Printhead
Feb 25, 2018

new printhead, front view new printhead, perspective view

One of the most important design objectives of the Isis One was soluble support, a feature that would facilitate truly geometry agnostic printing, and that had so far (and has since) eluded the commercial market. Implemented originally by Stratasys, the soluble support technique involved using a second extruder to deposit software-generated support structures of a dissolvable plastic, upon which layers of the part could be printed. Soluble support would open the door to the ability to print meaningfully useful engineering parts.

breakaway support

Design considerations

In addition to solving the nozzle level problem, we had a few other objectives in our new printhead design. We had to reduce the mass of the printhead by a factor of two since there would be two of them on the carriage. We also needed a design that would allow the two nozzles to be within 15 mm or so of each other to maximize travel along the axis and thus print volume. Further, we were unhappy with the extrusion characteristics of our old printhead. Overall throughput was too low, which limited speed. The melt chamber was too large, causing undue amounts of dribbling on retract and necessitating larger retract moves than we wanted. Finally, the feed wheel arrangement needed to be more robust. The old arrangement used an idler that was manually tightened against the feed wheel. The motor would jam if the idler was overtightened, and the wheel would slip if wasn’t tightened enough. Both led to failed prints.

printhead prototype

The new design

The new design centered around a compact, lightweight arrangement that delivered a great deal of torque, administered to the filament through the action of two driven feedwheels at once. The feedwheels were driven by a custom gearbox mechanism supported between two metal plates on the face of a NEMA 17 stepper. This massive driving force on the filament solved our jamming problem and allowed the use of a very small melt chamber. A steep heat gradient was facilitated by a very thin barrel, machined from stainless steel (rather than aluminum) so as to achieve the necessary mechanical strength while being very thin. We solved the problem of nozzles interfering with each other by making it easy to perfectly level the two nozzles with a captive nut adjustment mechanism.

cutaway view

The design came together more painlessly than we expected. The only major difficult had to do with heat gradients—heat would travel up the barrel too aggressively, causing the not-yet-melted filament in the upper portion of the barrel to swell, jamming the extruder. Some airflow, diverted from the print cooling fan to the bottom of the barrel, in conjunction with a teflon barrel liner, solved the problem.

heat gradient test rig

Getting parts machined

The actual manufacturing process, on the other hand, was far from smooth. Much of the design of the Isis One had been accomplished with plastic parts designed to be printed on our in-house farm of Isis Ones, and metal parts were either simple aluminum plates, or else extrusions cut to length. For the new printhead, however, there was no getting around significant custom machining.
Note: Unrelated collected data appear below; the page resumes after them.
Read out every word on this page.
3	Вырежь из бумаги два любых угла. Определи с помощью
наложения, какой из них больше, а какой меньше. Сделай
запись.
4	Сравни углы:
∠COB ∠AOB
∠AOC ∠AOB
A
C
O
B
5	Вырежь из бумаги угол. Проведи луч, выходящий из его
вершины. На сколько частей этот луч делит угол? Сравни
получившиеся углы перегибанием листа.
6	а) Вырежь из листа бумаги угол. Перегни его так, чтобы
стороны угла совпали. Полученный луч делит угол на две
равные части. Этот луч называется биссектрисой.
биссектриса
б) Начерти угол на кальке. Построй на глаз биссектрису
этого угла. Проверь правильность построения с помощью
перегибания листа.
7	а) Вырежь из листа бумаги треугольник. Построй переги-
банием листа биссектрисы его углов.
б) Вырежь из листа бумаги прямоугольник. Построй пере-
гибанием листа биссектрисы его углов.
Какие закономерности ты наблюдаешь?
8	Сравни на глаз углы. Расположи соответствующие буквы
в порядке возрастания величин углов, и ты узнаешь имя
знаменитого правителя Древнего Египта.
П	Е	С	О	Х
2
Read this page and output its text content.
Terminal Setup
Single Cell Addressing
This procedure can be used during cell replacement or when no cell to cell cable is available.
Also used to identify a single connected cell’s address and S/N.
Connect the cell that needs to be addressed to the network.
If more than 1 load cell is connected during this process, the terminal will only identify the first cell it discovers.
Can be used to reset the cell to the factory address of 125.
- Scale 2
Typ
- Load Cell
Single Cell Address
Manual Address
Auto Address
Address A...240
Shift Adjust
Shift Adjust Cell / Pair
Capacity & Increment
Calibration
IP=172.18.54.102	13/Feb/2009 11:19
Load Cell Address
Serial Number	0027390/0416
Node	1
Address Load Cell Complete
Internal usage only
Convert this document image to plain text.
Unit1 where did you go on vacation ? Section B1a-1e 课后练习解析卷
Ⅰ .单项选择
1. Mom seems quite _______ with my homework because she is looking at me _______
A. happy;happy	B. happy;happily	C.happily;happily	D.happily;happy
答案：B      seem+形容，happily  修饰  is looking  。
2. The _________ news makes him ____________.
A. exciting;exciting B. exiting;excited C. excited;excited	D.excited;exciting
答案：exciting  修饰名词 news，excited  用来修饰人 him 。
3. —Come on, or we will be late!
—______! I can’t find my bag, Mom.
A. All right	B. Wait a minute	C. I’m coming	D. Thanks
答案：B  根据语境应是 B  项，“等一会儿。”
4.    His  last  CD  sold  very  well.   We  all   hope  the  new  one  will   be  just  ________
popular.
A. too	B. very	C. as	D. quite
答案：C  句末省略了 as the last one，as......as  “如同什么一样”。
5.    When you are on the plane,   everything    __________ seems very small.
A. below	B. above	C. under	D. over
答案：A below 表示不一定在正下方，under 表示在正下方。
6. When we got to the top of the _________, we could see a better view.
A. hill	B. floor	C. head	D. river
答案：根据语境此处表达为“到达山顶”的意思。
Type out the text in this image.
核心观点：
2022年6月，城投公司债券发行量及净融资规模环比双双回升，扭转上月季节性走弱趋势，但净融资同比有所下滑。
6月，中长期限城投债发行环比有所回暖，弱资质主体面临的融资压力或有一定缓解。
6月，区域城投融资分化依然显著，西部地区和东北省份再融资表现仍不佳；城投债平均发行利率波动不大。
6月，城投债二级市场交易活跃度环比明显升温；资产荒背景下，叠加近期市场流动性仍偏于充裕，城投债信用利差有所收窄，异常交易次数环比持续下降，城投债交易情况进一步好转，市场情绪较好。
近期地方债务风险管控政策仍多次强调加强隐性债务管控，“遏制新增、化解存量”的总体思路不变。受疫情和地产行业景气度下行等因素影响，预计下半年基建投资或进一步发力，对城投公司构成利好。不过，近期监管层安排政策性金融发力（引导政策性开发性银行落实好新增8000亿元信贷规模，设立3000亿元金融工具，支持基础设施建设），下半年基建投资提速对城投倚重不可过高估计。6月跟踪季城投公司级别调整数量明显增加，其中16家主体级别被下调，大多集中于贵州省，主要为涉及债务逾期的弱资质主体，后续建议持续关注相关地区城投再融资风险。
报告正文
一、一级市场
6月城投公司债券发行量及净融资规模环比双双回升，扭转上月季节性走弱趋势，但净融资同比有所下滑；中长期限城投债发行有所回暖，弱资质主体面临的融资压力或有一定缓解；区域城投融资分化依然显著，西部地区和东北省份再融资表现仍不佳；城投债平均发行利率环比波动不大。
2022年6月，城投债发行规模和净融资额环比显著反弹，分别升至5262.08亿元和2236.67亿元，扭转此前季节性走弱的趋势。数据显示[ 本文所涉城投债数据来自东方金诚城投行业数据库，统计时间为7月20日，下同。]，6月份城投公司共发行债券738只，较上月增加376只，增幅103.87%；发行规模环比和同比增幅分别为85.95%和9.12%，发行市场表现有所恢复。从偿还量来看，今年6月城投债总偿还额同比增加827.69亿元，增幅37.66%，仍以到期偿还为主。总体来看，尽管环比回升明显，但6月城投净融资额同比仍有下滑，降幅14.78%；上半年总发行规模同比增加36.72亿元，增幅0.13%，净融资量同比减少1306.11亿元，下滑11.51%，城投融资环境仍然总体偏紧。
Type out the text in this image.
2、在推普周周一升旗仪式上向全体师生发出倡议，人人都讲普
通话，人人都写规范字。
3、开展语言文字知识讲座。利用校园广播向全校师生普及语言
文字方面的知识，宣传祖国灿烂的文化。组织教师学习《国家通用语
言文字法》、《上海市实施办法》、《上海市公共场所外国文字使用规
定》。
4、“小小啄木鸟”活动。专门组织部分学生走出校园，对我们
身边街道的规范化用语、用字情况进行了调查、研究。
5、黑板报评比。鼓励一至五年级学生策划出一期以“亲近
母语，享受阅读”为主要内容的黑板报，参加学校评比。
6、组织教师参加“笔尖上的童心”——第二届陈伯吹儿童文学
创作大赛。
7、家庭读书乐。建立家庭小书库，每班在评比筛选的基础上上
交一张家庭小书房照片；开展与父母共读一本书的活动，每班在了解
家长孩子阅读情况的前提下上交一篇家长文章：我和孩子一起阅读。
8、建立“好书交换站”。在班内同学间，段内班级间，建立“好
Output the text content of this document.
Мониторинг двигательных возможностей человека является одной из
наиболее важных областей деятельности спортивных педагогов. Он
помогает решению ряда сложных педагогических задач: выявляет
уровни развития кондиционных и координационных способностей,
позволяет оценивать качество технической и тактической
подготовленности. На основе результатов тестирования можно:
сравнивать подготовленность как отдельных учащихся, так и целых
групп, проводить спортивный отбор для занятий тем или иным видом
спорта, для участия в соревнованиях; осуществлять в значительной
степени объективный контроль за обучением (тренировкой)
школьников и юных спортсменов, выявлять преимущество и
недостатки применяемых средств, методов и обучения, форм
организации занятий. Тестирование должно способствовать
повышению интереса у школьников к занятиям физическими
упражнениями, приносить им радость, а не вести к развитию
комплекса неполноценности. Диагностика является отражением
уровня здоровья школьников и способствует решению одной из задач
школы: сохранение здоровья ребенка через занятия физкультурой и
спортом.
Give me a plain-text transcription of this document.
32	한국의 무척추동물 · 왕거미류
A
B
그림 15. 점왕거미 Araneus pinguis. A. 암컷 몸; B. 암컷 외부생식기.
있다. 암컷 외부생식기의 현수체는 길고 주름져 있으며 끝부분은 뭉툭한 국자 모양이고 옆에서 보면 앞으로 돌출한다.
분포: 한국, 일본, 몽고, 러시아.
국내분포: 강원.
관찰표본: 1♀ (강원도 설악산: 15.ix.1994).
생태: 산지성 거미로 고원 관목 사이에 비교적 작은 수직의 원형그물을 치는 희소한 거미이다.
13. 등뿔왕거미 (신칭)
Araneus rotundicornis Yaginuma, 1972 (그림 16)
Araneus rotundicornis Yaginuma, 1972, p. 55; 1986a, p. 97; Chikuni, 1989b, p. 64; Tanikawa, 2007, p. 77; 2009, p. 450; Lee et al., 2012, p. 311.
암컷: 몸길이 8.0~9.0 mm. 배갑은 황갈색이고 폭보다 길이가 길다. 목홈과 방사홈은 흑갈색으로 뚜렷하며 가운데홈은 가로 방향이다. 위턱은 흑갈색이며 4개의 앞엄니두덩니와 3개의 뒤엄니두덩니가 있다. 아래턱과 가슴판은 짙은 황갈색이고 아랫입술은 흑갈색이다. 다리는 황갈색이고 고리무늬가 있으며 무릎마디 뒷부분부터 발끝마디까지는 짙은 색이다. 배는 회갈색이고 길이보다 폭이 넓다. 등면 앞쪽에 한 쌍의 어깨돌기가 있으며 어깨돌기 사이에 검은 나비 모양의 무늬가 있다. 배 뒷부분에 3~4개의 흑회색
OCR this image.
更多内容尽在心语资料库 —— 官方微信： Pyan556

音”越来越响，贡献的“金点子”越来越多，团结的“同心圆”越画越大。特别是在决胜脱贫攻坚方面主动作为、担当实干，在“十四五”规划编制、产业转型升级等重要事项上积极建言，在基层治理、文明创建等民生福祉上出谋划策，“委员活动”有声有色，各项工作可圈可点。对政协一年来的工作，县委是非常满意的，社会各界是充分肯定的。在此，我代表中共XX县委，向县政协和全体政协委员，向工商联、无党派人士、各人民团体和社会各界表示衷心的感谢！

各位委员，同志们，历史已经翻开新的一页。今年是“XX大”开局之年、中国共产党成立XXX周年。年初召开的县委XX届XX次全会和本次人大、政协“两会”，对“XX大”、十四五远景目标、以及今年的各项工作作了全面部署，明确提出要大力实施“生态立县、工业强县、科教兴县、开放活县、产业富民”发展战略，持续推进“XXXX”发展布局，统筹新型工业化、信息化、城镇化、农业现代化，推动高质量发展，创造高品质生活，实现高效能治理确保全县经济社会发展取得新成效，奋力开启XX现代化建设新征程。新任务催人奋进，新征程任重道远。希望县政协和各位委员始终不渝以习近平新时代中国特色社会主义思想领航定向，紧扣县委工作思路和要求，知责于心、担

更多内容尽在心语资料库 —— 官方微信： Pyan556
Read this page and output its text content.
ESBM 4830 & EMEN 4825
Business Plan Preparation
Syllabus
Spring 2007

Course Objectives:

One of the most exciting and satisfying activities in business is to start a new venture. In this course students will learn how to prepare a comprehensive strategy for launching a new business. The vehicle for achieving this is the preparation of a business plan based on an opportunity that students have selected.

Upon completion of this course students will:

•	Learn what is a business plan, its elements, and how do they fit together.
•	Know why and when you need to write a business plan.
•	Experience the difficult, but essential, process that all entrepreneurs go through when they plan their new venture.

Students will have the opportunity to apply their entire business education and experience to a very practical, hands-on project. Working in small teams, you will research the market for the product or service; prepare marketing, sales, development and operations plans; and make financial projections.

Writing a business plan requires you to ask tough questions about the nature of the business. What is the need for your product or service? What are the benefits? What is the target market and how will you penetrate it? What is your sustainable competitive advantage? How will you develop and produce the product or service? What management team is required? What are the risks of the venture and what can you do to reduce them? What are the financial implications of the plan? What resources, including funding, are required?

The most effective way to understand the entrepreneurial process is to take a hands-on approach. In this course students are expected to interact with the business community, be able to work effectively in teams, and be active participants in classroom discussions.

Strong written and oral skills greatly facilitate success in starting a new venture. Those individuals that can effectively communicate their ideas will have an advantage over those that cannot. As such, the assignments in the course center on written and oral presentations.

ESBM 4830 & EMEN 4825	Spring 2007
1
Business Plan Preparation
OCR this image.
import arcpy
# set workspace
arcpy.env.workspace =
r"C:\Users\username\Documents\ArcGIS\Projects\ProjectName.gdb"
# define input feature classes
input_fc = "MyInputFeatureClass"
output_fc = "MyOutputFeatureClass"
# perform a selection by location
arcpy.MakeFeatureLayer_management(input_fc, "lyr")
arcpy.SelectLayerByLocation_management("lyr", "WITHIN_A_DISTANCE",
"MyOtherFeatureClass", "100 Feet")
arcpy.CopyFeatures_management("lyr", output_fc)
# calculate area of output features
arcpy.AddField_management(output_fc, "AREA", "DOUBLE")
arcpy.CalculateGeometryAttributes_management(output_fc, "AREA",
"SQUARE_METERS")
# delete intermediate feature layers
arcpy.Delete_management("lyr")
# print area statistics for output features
One of the major lessons of this project is that, whatever horror stories you may have heard, they’re rather good at manufacturing in China. After very expensive and time consuming dalliances first in Chicago and then in Utah (the first shop strung us along for a while, and then declared that they couldn’t make our parts, the second made them, eventually, for $200/set), we eventually landed with a shop in Shenzhen. They were extremely professional, responsive, fast, and they came through with excellent parts for less than a quarter the cost of the American shop. It had never occured to us that working with the Chinese shop would be a smoother process than with the American shop, nor that the result would be better. Live and learn.

feedwheel cutting the feedwheel

Assembly

Assembling our printheads proved to be a monstrous ordeal. The spacers that held the plates apart proved to be ridiculously fiddly—differences of 100um in their length was the difference between the extruder printing and its gears jamming hopelessly. We ended up remaking the spacers manually, using an improvised dremel-chop-saw device with a fiberglass wheel, and filing the resulting centimeter-long bits of brass tubing to their extremely specific critical dimension.

The wiring harness also proved to be a time consuming mess, that we ended up solving manually at the cost of a lot of hours. Once again here, the long term answer proved to be China—Alibaba came through with an excellent shop that produced wiring harnesses for a lot less money than we thought possible.

Soluble support with the new printhead

Despite the difficulty of getting it into production, our new printhead fundamentally achieved all its design objectives. We got a dual extruder working, increased our print speed to 150 mm/s, almost completely eliminated stringing problems, and made a very significant improvement in overall reliability. Using polyvinyl alcohol support material, we got soluble support to work, though we never got adhesion between support material and the print quite as good as we wanted.

soluble support testing

The printhead was fundamentally what made the Isis One design what it was—it got us the speed, reliability, and soluble support that set the printer apart. Interestingly, I haven’t seen another dual driven feedwheel design on the market since.